Stossel boldly, yet with tragic ignorance, argues for the Bureau’s abolition without any regard for the consequences. Many, like Stossel, may contemplate why the Bureau of Indian Affairs still exists if tribal self-determination is the goal. The answer is that the Bureau of Indian Affairs still exists because it was bargained for by the tribes. Countless treaties, executive orders, and agreements between tribes and the United States provided that the federal government would indefinitely be bound to a federal trust responsibility, which includes the administration of a number of programs for tribes. The BIA is seen as the embodiment of the federal trust responsibility. And while tribes may face difficulties with tribal autonomy and self-determination due to the existence of the Bureau, the suggestion of abolition inevitably encounters opposition from the tribes.

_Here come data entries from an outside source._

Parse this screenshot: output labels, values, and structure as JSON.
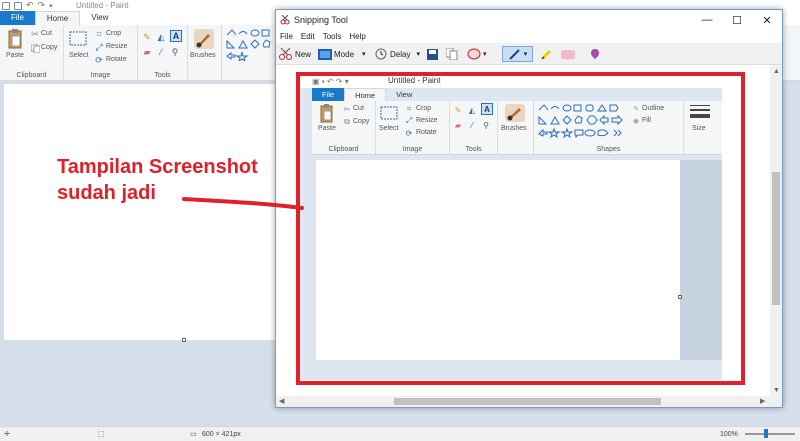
{
  "background_app": {
    "title": "Untitled - Paint",
    "tabs": [
      {
        "label": "File"
      },
      {
        "label": "Home"
      },
      {
        "label": "View"
      }
    ],
    "ribbon": {
      "paste": "Paste",
      "cut": "Cut",
      "copy": "Copy",
      "clipboard": "Clipboard",
      "select": "Select",
      "crop": "Crop",
      "resize": "Resize",
      "rotate": "Rotate",
      "image": "Image",
      "tools": "Tools",
      "brushes": "Brushes"
    },
    "status": {
      "size": "600 × 421px",
      "zoom": "100%"
    }
  },
  "snipping_tool": {
    "title": "Snipping Tool",
    "menu": [
      "File",
      "Edit",
      "Tools",
      "Help"
    ],
    "toolbar": {
      "new": "New",
      "mode": "Mode",
      "delay": "Delay"
    },
    "captured": {
      "title": "Untitled - Paint",
      "tabs": [
        {
          "label": "File"
        },
        {
          "label": "Home"
        },
        {
          "label": "View"
        }
      ],
      "ribbon": {
        "paste": "Paste",
        "cut": "Cut",
        "copy": "Copy",
        "clipboard": "Clipboard",
        "select": "Select",
        "crop": "Crop",
        "resize": "Resize",
        "rotate": "Rotate",
        "image": "Image",
        "tools": "Tools",
        "brushes": "Brushes",
        "outline": "Outline",
        "fill": "Fill",
        "shapes": "Shapes",
        "size": "Size"
      }
    }
  },
  "annotation": {
    "line1": "Tampilan Screenshot",
    "line2": "sudah jadi"
  },
  "colors": {
    "accent": "#1979ca",
    "annotation": "#e0202a"
  }
}
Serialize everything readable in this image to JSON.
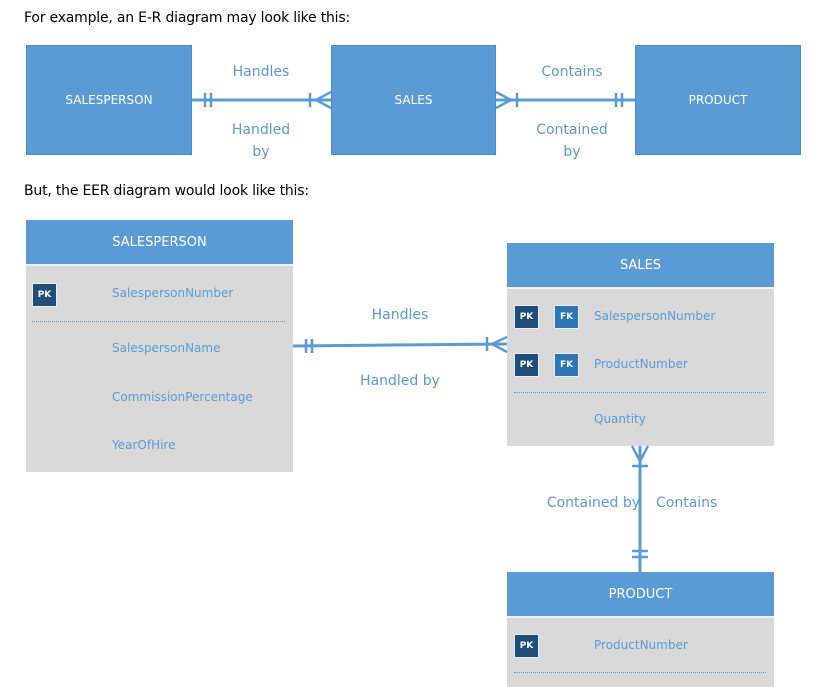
{
  "document": {
    "intro_text": "For example, an E-R diagram may look like this:",
    "eer_intro_text": "But, the EER diagram would look like this:"
  },
  "er_diagram": {
    "entities": {
      "salesperson": "SALESPERSON",
      "sales": "SALES",
      "product": "PRODUCT"
    },
    "relationships": {
      "handles": {
        "top_label": "Handles",
        "bottom_label_line1": "Handled",
        "bottom_label_line2": "by"
      },
      "contains": {
        "top_label": "Contains",
        "bottom_label_line1": "Contained",
        "bottom_label_line2": "by"
      }
    }
  },
  "eer_diagram": {
    "salesperson": {
      "title": "SALESPERSON",
      "key_attributes": [
        {
          "keys": [
            "PK"
          ],
          "name": "SalespersonNumber"
        }
      ],
      "attributes": [
        "SalespersonName",
        "CommissionPercentage",
        "YearOfHire"
      ]
    },
    "sales": {
      "title": "SALES",
      "key_attributes": [
        {
          "keys": [
            "PK",
            "FK"
          ],
          "name": "SalespersonNumber"
        },
        {
          "keys": [
            "PK",
            "FK"
          ],
          "name": "ProductNumber"
        }
      ],
      "attributes": [
        "Quantity"
      ]
    },
    "product": {
      "title": "PRODUCT",
      "key_attributes": [
        {
          "keys": [
            "PK"
          ],
          "name": "ProductNumber"
        }
      ],
      "attributes": []
    },
    "relationships": {
      "handles": {
        "top_label": "Handles",
        "bottom_label": "Handled by"
      },
      "contains": {
        "left_label": "Contained by",
        "right_label": "Contains"
      }
    }
  },
  "colors": {
    "entity_blue": "#5b9bd5",
    "pk_badge": "#1f4e79",
    "fk_badge": "#2e75b6",
    "table_body": "#d9d9d9"
  }
}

Tribes have structured their reservations, laws, and governments to account for the federal government oversight to which they acquiesced and the assistance for which they bargained. If the federal government simply abolished the BIA, as Stossel advocates, the federal government would breach one of its oldest and greatest responsibilities. An attempt to end the BIA is perceived as an attempt to do away with the trust relationship itself – in other words, to “terminate.” Termination is akin to genocide. Of course, this has already been tried in the history of federal-tribal relations. The experience of the tribes whose relationship with the federal government was terminated in the 1950’s was sufficiently dismal that any hint of the policy’s revival triggers instant opposition. Tribes would once again suffer greatly, and not because they are unable to survive without federal government assistance, but because they have rightfully relied on a partnership with the federal government for many years. With this partnership, tribes have chartered countless successful businesses, creating whole Indian economies, some of which have expanded into international markets. So while some tribes still need federal assistance and some do not, all are legally entitled to it.
Before John Stossel makes another bold statement regarding what he thinks about the BIA, he may want to first reference and understand centuries of American Indian history and law.